L’operazione è stata condotta il 5 giugno dal personale del Commissariato di Pubblica Sicurezza di Leonforte insieme agli agenti della Squadra Mobile della Questura di Enna.
La sparatoria nel centro abitato
I fatti risalgono al pomeriggio del 4 giugno, quando nel centro di Regalbuto sono stati esplosi diversi colpi d’arma da fuoco contro una persona che si trovava nei pressi della propria autovettura. I proiettili hanno raggiunto il veicolo, mentre la vittima designata non ha riportato ferite.
L’episodio ha immediatamente attivato le indagini, condotte in un contesto definito dagli investigatori complesso per la scarsità iniziale di elementi utili. Nonostante ciò, le attività investigative hanno consentito di raccogliere gravi indizi di colpevolezza nei confronti del fermato.
Il fermo e la custodia cautelare
Sulla base delle risultanze raccolte, il 5 giugno la Polizia ha proceduto al fermo di iniziativa della polizia giudiziaria. L’uomo è stato successivamente trasferito presso la Casa Circondariale di Enna, a disposizione dell’autorità giudiziaria competente.

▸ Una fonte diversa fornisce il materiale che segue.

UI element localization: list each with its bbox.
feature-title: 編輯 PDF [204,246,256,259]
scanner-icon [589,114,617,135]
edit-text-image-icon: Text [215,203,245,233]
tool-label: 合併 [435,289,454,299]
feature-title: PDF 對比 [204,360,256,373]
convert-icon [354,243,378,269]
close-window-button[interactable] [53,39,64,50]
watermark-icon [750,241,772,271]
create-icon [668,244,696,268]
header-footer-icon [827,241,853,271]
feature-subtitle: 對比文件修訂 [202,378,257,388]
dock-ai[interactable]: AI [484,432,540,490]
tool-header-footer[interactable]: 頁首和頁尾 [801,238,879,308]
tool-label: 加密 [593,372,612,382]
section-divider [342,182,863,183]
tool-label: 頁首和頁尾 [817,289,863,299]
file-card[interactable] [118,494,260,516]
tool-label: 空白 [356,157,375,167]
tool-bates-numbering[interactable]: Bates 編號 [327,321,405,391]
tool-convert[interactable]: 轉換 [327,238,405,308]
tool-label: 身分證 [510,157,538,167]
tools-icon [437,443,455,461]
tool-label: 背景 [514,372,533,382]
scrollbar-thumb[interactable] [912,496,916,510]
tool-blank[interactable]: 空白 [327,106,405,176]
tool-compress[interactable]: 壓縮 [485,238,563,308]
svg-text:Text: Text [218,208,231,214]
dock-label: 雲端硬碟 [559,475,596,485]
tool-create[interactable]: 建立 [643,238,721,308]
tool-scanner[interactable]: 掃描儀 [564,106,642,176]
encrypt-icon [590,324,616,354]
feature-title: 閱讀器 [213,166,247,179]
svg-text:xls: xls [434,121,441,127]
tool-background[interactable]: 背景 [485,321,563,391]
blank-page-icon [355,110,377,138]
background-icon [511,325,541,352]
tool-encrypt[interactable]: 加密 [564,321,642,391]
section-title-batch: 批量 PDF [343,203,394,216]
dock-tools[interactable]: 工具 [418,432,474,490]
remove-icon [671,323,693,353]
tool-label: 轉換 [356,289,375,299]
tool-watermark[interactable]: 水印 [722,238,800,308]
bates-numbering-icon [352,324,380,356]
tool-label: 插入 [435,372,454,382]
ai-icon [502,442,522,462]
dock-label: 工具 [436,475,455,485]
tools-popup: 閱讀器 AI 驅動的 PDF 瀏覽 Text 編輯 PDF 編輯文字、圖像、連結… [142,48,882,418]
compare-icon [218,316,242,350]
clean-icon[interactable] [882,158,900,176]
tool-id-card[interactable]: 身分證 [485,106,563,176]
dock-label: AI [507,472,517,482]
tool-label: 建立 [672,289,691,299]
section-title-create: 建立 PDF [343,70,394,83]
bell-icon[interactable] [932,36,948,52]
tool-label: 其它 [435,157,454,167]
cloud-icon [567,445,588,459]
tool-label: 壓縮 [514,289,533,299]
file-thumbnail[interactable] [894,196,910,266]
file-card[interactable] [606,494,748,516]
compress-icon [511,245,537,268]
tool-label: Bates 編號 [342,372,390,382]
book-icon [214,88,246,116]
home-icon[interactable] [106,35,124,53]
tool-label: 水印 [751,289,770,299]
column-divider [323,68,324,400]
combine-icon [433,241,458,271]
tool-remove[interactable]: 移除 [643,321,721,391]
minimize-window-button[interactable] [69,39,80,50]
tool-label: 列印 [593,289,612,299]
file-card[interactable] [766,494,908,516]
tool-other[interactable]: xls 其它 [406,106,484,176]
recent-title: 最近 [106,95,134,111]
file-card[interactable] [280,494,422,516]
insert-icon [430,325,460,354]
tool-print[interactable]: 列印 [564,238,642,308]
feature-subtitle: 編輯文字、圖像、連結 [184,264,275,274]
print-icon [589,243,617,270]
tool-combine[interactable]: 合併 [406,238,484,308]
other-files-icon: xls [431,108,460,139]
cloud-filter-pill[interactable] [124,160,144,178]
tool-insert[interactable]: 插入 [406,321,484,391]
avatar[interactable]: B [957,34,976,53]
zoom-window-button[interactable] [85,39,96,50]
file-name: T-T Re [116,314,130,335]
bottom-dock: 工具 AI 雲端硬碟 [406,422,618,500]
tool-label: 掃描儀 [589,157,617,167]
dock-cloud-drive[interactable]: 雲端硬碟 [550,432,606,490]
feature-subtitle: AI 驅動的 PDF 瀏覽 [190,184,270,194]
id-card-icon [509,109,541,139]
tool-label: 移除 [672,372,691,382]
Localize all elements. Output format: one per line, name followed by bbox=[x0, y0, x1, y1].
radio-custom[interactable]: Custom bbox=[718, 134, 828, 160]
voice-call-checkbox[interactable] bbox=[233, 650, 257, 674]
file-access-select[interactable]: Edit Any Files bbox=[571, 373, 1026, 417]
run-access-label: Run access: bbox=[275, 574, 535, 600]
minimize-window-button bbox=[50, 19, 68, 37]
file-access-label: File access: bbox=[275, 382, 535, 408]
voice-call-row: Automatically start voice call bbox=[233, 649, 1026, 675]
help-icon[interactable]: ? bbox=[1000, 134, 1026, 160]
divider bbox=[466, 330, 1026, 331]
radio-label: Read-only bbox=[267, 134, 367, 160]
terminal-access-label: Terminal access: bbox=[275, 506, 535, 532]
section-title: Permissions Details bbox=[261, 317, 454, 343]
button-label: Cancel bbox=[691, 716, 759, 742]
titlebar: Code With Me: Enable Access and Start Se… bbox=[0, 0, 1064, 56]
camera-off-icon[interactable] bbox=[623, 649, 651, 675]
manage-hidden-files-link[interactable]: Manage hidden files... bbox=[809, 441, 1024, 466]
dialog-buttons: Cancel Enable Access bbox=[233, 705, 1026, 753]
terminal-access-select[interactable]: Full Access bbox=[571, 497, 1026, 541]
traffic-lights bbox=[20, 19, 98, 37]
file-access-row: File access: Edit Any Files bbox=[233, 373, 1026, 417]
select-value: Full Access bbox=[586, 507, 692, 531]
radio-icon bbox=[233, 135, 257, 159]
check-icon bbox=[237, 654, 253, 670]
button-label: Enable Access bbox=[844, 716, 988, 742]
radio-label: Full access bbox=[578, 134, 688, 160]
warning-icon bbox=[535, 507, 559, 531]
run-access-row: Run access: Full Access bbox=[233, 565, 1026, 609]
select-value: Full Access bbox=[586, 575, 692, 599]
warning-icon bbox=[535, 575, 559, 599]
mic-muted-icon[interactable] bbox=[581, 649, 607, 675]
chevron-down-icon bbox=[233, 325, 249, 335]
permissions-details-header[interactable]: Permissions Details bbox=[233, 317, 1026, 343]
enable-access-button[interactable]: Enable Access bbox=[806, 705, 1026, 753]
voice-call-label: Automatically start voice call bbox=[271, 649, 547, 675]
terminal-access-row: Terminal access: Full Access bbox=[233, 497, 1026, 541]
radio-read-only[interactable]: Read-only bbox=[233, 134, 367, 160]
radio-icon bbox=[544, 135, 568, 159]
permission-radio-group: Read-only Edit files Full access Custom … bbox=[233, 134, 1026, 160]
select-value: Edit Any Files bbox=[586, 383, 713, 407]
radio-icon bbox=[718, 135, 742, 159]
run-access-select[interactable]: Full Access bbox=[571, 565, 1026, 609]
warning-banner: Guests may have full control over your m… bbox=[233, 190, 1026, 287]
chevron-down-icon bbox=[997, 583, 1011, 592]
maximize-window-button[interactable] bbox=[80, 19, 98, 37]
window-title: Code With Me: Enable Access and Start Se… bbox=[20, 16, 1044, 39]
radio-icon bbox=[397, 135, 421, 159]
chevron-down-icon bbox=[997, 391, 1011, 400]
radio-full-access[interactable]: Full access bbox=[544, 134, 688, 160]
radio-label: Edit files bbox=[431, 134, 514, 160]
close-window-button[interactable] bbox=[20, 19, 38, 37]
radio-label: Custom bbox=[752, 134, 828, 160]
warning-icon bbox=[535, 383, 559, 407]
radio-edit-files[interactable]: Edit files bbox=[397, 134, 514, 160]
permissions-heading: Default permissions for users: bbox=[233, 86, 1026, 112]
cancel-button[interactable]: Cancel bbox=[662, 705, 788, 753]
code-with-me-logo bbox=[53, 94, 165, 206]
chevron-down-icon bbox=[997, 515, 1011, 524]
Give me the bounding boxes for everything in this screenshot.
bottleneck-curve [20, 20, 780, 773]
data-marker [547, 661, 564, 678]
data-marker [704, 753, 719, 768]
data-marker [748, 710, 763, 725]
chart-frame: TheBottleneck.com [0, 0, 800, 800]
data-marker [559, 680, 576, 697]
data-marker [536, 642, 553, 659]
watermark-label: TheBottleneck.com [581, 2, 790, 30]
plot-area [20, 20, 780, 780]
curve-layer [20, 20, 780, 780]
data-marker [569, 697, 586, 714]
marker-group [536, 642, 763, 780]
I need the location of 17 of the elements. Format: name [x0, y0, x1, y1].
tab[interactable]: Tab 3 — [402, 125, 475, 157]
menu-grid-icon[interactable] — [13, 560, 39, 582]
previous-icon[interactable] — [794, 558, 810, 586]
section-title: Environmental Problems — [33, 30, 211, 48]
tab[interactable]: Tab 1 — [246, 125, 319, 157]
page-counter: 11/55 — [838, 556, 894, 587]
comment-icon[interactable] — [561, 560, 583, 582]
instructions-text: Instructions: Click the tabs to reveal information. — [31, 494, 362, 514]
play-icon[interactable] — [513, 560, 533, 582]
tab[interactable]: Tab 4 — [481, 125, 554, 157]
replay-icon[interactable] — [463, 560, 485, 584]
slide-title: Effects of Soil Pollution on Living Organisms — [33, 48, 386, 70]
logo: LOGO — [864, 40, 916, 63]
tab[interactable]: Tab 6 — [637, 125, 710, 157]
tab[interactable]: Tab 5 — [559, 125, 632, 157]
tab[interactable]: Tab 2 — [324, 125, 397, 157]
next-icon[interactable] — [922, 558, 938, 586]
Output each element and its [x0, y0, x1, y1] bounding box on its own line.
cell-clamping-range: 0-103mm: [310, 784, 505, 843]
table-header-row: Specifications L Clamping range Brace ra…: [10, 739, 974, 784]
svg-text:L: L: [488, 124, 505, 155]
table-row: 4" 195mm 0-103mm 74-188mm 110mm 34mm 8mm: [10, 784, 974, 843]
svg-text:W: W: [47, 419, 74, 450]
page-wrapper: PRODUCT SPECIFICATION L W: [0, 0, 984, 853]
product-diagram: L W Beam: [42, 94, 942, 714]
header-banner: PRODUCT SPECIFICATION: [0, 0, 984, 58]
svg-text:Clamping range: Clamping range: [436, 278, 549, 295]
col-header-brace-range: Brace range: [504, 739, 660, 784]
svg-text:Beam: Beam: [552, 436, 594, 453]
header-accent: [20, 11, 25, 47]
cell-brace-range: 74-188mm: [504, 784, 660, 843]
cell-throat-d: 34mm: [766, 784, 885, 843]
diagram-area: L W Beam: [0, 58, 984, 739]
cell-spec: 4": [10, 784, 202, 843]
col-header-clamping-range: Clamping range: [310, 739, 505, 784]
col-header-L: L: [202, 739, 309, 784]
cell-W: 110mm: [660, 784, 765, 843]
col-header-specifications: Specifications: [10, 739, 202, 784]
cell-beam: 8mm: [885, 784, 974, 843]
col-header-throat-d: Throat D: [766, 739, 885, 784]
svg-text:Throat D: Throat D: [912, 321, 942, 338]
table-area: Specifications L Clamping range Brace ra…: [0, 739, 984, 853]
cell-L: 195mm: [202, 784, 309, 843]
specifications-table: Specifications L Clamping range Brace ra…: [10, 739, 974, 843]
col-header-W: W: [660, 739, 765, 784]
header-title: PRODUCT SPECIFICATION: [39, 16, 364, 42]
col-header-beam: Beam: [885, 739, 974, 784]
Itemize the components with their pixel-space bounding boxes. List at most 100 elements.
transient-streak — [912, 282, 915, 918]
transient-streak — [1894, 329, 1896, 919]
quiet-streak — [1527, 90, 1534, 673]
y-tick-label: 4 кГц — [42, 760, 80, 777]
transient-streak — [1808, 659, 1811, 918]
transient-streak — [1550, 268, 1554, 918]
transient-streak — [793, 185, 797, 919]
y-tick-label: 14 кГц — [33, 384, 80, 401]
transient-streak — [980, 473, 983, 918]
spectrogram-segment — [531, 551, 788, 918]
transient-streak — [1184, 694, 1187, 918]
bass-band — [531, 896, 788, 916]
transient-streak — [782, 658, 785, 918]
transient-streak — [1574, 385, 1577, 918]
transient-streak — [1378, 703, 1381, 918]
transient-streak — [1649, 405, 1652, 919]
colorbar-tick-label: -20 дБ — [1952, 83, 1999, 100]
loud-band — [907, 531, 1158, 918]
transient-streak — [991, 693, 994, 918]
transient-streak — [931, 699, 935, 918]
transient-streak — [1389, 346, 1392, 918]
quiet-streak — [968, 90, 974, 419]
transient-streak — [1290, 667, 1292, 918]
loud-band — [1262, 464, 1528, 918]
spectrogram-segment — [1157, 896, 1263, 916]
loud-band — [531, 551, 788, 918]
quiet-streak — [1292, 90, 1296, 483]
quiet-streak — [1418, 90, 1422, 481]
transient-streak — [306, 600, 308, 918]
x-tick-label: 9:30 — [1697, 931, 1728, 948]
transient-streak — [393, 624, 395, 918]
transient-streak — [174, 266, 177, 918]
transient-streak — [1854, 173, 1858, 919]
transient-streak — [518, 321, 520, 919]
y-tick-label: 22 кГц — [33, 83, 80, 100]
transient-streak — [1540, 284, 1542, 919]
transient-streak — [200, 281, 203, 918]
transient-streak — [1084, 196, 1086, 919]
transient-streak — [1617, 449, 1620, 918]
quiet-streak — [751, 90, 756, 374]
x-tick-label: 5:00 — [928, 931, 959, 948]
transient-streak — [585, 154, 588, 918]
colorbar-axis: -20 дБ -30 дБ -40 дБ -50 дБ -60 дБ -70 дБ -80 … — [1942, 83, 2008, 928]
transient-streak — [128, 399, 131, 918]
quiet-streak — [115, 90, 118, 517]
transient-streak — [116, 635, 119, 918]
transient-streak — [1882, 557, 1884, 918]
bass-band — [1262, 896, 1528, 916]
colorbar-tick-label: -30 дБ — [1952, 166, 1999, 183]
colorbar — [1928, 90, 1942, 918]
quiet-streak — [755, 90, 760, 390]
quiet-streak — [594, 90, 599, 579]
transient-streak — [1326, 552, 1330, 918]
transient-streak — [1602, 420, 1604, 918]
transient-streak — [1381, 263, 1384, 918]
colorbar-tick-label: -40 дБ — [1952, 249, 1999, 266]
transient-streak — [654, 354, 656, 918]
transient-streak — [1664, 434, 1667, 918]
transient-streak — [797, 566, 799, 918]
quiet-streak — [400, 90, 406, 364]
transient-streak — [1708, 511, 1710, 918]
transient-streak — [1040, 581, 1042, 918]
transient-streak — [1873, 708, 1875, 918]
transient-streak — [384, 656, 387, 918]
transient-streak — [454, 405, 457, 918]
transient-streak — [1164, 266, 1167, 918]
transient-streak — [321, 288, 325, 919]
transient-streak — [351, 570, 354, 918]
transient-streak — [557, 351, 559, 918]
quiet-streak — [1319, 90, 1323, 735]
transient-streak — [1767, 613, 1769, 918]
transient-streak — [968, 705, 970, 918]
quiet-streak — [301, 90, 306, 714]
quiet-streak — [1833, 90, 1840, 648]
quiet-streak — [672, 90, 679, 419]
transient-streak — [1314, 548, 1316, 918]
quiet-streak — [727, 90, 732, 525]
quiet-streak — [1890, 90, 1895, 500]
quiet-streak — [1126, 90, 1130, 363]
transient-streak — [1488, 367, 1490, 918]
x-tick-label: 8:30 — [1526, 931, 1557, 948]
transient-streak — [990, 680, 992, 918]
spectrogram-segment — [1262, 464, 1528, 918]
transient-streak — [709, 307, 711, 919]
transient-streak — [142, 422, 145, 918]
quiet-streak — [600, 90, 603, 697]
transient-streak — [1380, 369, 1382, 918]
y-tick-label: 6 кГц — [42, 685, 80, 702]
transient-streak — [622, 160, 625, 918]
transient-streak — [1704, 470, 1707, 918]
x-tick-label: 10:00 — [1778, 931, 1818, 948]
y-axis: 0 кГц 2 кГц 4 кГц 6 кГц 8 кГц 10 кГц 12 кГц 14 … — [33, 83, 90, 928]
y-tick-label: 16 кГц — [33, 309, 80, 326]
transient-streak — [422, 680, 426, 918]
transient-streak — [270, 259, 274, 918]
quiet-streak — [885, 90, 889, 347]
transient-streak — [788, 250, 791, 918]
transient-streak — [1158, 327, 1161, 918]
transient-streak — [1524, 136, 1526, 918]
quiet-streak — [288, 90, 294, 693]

Le indagini proseguono per ricostruire in maniera completa la dinamica dell’accaduto e per accertare ulteriori elementi utili a chiarire il contesto in cui sarebbe maturata la sparatoria.
Come previsto dalla normativa, il procedimento si trova nella fase delle indagini preliminari e la responsabilità dell’indagato potrà essere accertata solo con sentenza definitiva, nel rispetto del principio di presunzione di innocenza.